My mother-in-law is 83 and making my 89-year-old father-in-law batty. We can all see it coming: the repeating of the stories, the buying cheese (and apples and meat and whatever) every time she goes to the store because she forgot she bought them last time but forgetting the things that she does need, and the asking "What do you want for dinner?" three or four times before making whatever it is she wants to make. She is losing it.
Her best friend, when I called about something else, said that she would be on board for sitting down with her and my father-in-law and confronting her that she needs to go to a doctor to at least be evaulated and get a baseline test done. (This woman friend is normally a "hands-off-mind-my-own-business" lady. So I was shocked.) My husband says his mom is going to do what she's going to do and that she will totally ignore all of us until she forgets where she is one day when she's out driving. And then he says she will continue to ignore us. I feel that he is dodging the issue. But I also feel that confronting her will not do us any good either. But I really feel bad for my FIL.

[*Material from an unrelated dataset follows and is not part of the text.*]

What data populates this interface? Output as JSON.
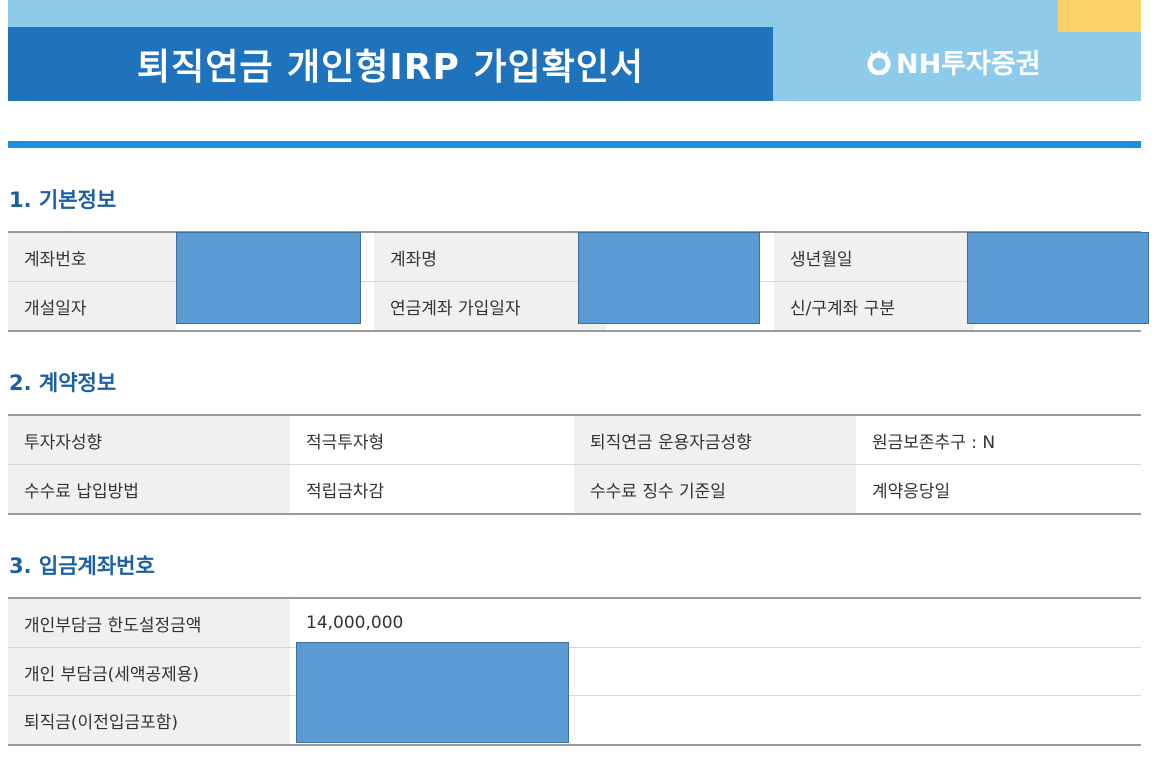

My MIL says that he is making her take "stupid pills" because he thinks she is stupid. (He has managed to get her to take a few herbal supplements which won't do a thing, in my opinion.) I have no place in this discussion in a lot of ways because I am the daughter-in-law, but I also see that it will be my job down the road to deal with this woman as I work part time while my husband works full time plus overtime. So thanks for letting me vent. But, seriously, if all of us (her husband, her friends, the only son, the grown grandkids and another set of their friends) were to sit down with her, will it just be a painful waste of time? My FIL is going to put my husband on the bank accounts, but he's been putting it off.